ABC, Michael Kelley and most everyone involved with Revenge admitted it went awry in season two. Hopefully that recognition and the new lead writer will get a once a very enjoyable and saucy primetime soap back on track.

I guess I did find an emotion: Hope.

Thinking ahead: Criminal Minds

This will be my first season watching Criminal Minds in-season having only seen it on Ion and A&E reruns. I made the decision to watch last year’s season finale because 1) I knew it is the kind of show you can jump into mid-stream without feeling lost (pun…intended); and 2) I heard they were going to kill off one of the team. Unfortunately that turned out to be a bit of an oversell as it was Strauss who bit the bullet at the hands of Hans Solo. Not really what I was expecting and, frankly, kind of a cop out. I generally do not subscribe to the theory that killing off a character is gimmicky but in this case it clearly was exactly that.
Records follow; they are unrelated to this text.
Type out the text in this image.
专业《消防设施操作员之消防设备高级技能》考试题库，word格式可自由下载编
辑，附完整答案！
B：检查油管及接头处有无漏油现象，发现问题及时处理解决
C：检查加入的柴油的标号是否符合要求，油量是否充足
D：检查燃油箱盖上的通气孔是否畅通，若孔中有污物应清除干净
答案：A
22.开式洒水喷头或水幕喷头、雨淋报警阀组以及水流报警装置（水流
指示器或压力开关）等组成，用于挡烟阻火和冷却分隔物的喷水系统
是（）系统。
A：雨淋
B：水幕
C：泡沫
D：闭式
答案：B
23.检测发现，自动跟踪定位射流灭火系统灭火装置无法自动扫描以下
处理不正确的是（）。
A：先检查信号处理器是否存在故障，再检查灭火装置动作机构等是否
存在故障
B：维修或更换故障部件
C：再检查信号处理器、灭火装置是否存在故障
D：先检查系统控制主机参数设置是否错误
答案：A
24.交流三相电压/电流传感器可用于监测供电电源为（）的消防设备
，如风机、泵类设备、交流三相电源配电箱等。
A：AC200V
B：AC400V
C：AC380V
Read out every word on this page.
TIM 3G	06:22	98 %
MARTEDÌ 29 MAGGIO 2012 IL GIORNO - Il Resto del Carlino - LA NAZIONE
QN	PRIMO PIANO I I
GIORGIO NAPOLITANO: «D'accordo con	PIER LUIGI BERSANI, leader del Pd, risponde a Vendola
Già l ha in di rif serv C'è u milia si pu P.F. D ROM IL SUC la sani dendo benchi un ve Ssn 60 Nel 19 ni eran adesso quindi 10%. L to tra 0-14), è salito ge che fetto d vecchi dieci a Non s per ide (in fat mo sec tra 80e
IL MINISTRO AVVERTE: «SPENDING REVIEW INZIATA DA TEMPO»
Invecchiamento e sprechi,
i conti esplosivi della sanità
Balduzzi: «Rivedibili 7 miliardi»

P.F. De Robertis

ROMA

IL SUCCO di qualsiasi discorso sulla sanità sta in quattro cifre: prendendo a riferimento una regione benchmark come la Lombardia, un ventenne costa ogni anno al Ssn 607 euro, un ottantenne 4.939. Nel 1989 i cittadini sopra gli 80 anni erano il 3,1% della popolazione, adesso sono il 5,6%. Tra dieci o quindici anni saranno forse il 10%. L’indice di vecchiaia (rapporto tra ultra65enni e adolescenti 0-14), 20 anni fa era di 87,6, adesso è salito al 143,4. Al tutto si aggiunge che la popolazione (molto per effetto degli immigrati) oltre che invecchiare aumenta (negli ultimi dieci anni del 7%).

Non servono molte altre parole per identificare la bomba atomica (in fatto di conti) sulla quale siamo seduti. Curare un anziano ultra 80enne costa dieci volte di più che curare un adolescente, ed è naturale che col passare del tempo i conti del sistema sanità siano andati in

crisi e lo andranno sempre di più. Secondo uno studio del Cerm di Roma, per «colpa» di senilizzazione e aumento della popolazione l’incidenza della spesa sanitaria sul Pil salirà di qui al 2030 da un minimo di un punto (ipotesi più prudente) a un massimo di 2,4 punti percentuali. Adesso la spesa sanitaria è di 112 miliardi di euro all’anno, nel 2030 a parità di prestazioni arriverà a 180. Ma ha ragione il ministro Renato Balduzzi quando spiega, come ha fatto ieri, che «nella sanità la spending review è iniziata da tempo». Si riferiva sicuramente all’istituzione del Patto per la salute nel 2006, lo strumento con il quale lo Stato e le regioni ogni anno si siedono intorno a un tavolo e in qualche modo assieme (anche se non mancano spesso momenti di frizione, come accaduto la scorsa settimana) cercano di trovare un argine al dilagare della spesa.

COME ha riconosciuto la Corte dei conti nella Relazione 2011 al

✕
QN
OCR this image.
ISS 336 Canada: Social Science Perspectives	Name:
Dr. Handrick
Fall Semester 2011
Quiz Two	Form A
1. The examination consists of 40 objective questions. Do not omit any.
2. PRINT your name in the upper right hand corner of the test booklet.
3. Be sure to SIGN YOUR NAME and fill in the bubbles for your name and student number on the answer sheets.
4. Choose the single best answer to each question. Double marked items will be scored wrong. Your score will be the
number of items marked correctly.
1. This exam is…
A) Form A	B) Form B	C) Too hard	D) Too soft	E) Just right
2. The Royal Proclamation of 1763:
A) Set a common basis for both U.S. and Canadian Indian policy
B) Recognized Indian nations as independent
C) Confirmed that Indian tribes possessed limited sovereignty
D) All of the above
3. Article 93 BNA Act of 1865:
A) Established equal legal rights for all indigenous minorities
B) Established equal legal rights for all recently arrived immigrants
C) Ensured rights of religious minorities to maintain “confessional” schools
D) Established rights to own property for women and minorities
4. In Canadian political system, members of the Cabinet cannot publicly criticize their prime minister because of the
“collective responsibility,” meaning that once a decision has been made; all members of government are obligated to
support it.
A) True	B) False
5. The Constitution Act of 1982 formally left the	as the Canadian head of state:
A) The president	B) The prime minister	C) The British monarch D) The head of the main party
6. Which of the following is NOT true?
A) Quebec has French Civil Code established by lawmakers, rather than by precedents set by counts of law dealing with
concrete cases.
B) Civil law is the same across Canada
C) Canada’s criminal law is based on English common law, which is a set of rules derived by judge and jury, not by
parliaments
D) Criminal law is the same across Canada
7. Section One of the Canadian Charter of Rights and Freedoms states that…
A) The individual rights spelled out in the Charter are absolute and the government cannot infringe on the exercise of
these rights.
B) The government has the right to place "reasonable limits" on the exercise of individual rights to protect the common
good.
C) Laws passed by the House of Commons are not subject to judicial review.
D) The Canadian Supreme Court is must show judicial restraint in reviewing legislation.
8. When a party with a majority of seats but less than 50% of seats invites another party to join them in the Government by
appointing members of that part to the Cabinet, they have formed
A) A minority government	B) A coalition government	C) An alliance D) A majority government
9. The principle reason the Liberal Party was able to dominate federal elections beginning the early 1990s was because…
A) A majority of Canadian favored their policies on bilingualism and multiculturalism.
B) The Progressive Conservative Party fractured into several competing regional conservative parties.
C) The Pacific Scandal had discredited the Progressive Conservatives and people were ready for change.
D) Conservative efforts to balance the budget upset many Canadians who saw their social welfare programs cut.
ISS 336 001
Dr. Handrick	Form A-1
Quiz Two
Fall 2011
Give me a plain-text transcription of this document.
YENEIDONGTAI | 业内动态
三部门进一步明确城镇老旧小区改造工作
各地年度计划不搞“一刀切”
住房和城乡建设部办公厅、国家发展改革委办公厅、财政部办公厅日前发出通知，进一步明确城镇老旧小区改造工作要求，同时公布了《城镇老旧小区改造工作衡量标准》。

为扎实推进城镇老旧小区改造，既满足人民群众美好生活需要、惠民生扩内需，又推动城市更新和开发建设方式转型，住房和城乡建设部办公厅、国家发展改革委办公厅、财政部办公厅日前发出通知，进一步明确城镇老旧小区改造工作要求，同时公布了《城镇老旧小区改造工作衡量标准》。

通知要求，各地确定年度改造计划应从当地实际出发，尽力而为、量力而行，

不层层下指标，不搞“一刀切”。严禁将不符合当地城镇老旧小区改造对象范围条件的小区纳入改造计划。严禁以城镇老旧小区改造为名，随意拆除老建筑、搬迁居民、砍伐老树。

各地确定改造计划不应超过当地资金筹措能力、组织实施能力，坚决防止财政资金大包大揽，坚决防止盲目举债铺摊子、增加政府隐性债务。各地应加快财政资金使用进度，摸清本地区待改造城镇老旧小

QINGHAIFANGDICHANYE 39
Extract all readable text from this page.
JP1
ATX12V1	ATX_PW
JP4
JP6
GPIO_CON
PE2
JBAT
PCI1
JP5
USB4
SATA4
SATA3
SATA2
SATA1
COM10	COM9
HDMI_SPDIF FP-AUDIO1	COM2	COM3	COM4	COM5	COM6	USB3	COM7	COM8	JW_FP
Because Crim is a procedural there isn’t much to think about before the season. If there is one thing I would like to see it is that the writers would crimp into Garcia’s data mining abilities. She is every bit the electronic snooper that Harold Finch is on Person of Interest but her methods are simply a means to an end for Criminal Minds. I want to see this for two reasons. First, the more I watch the show the more “hand of God” her work seems. Her ability to pull up exactly the right person through the most exacting and bizarre search parameters is often too much to be believable.

Here is an example. In season seven, episode 11 Hotch asks Garcia to find everyone in a region with an IQ higher than 120. Then she is cross referencing Zodiac Killer researchers with high-level chess players. I mean, come on.

How they might throttle her back can be found in the second reason: The NSA spying revelations resulting from Edward Snoden’s stealing and subsequent leaking of government documents. Garcia only acts when the BAU is chasing an unsub as opposed to the NSA’s blanket surveillance but the limitless pools of data she is able to tap into and the relative ease with which she does it make an easy comparison. I would love to see a case where her work incorrectly identifies an unsub and leads to her being sidelined or severely crippled in what she is able to do. How the team does its work without her would be interesting to see. Except for when she was shot (by Longmire’s Bailey Chase, no less) she has been one of the show’s most constant characters, right up there with her dark chocolate, Derek Morgan. Let’s shake it up a little.